O medo delas é compreensível para quem passa não apenas pela Rua Guaxupé, como também pela Capelinha e São Sebastião. Todas fazem esquina com a Rua Sacramento e têm sido usadas para ataques e revides. Dezenas de marcas de tiros abriram buracos que vararam os muros e portões de aço. Um carro estacionado também foi alvejado duas vezes. As árvores têm perfurações tão grandes que cabem dedos em seu interior.
POSTO FECHADO Devido à violência, o Centro de Saúde Vila Cafezal foi fechado ontem e os profissionais que trabalham lá foram transferidos para um anexo no Centro de Saúde São Miguel Arcanjo, unidade que fica numa parte mais policiada. Segundo os atendentes do edifício, os pacientes que chegam para se consultar são dirigidos ao novo local a que muitos têm dificuldades de chegar por serem ou problemas de locomoção.
No interior das vilas Nossa Senhora da Conceição e Nossa Senhora de Fátima, a população se encontra acuada pelas disputas entre as quadrilhas. “Está incomodando todo mundo. Ninguém dorme direito. Tem tiroteio toda hora, você não sabe de onde vêm as balas.
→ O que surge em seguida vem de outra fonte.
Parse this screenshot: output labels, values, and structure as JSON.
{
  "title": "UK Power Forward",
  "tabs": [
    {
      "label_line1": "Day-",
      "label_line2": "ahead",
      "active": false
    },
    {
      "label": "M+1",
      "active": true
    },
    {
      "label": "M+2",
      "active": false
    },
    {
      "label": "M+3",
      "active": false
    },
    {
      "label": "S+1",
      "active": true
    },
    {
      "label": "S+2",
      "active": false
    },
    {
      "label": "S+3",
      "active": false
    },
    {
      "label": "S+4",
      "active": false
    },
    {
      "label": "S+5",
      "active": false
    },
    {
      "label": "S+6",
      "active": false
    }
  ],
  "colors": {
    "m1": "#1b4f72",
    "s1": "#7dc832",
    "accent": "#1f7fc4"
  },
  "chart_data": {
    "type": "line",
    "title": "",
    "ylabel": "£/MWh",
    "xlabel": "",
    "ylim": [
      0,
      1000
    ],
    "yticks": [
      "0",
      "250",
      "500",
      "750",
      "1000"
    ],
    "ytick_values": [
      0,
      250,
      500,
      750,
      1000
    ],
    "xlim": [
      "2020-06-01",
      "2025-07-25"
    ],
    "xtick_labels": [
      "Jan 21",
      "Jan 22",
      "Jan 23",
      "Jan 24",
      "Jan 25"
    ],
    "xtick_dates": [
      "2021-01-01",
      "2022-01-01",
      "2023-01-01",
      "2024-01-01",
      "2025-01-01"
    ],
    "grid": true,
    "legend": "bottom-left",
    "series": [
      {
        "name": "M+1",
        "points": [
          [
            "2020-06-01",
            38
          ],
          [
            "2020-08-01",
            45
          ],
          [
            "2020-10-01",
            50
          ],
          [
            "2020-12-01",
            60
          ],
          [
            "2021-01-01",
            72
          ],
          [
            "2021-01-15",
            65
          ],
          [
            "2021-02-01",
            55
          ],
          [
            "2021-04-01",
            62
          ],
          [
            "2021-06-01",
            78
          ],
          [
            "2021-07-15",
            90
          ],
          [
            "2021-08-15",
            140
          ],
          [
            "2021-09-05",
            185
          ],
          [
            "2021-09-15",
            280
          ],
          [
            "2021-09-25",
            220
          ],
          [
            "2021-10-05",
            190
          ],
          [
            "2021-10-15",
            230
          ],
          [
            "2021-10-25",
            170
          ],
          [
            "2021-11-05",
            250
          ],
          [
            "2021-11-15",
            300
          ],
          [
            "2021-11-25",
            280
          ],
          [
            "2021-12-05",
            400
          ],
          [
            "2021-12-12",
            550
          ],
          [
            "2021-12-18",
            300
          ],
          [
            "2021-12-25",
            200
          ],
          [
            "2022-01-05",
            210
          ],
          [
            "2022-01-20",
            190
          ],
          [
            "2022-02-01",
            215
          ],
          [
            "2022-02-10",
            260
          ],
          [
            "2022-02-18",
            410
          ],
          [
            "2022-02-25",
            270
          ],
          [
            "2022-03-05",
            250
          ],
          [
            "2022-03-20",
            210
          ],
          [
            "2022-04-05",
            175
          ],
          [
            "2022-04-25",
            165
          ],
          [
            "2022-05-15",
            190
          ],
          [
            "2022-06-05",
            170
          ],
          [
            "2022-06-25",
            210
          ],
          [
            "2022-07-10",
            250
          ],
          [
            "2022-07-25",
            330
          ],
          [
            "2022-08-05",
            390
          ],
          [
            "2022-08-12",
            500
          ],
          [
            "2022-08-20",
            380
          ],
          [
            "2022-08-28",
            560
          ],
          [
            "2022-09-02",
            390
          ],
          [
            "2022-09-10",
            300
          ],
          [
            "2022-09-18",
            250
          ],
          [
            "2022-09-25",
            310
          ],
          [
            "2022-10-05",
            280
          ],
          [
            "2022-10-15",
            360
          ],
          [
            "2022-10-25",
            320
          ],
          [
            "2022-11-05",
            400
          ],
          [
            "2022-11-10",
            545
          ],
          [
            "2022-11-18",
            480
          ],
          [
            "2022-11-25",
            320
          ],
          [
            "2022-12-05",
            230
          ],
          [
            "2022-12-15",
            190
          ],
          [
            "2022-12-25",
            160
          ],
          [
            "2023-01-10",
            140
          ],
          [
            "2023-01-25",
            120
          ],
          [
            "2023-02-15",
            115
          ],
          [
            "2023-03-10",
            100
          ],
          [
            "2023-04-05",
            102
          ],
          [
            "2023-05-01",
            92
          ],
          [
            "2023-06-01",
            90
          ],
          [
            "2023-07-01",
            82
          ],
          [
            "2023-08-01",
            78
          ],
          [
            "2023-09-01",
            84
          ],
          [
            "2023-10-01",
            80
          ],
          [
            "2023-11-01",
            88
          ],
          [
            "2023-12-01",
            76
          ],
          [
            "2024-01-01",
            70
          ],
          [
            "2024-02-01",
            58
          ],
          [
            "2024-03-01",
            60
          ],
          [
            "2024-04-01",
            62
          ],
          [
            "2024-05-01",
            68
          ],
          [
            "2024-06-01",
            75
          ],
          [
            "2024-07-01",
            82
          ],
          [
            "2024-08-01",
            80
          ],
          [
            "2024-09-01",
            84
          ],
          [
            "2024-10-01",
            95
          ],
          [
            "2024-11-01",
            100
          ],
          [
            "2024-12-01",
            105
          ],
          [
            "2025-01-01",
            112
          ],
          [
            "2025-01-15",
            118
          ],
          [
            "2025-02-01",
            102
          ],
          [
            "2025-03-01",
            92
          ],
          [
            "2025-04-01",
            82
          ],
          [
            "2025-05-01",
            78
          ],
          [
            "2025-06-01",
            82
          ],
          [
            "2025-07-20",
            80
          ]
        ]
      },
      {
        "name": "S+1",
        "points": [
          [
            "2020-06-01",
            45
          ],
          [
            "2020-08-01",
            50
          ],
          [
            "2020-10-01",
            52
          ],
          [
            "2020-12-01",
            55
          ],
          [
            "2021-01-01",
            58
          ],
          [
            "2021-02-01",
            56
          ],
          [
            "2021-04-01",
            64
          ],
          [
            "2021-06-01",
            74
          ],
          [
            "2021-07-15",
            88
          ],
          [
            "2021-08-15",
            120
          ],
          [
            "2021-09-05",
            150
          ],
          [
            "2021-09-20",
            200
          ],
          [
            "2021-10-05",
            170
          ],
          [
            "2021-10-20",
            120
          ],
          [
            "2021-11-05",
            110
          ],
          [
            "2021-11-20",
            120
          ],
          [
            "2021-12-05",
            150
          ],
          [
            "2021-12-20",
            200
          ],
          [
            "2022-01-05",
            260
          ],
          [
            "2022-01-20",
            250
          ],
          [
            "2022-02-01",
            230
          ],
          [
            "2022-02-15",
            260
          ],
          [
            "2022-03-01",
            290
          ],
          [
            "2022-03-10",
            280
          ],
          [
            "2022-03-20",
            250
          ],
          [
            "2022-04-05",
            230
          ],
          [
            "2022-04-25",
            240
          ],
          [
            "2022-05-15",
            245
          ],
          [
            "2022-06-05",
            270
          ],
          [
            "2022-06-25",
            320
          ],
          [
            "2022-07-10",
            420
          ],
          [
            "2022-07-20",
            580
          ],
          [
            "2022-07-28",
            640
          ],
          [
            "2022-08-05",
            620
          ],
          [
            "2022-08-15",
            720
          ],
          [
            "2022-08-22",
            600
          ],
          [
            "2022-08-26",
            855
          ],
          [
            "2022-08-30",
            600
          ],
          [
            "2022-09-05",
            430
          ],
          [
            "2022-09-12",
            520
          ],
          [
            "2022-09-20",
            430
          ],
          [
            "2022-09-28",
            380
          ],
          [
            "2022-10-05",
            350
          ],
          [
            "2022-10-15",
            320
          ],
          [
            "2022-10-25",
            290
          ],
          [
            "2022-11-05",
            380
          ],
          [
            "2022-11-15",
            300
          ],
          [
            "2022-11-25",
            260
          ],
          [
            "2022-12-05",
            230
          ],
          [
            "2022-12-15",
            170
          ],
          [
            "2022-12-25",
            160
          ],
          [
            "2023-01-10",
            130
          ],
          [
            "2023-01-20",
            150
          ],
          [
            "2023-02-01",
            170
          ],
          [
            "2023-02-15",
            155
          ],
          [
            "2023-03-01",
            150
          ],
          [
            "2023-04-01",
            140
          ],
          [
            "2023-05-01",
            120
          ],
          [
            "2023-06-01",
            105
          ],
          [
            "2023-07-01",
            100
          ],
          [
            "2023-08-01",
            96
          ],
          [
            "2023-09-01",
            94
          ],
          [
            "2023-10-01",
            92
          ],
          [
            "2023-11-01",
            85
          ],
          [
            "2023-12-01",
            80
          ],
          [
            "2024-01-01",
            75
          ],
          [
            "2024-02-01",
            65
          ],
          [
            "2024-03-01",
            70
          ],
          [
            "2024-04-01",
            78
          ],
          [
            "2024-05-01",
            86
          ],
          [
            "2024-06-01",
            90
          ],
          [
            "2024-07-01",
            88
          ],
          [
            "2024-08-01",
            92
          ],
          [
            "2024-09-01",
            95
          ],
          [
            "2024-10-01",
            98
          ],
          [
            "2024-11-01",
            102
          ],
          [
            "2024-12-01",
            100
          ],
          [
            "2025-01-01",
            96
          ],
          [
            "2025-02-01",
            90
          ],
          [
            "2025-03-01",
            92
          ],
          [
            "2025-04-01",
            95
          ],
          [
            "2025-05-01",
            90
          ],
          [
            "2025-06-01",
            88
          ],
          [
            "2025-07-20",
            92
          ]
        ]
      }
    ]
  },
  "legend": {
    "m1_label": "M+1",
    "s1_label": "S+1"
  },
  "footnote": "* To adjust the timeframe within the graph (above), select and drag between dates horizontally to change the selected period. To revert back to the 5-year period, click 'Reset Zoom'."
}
De repente, as pessoas correm em zigue-zague para não levar bala, se escondendo nas esquinas, helicóptero passa por cima dos nossos telhados”, disse, depois de deixar o aglomerado para ir trabalhar, um morador da Nossa Senhora de Fátima, de 39 anos.
Dentro da vila, uma liderança comunitária afirma que a tensão vai além dos tiroteios, com a intensificação das ameaças das quadrilhas para que a população não colabore com rivais ou com a polícia.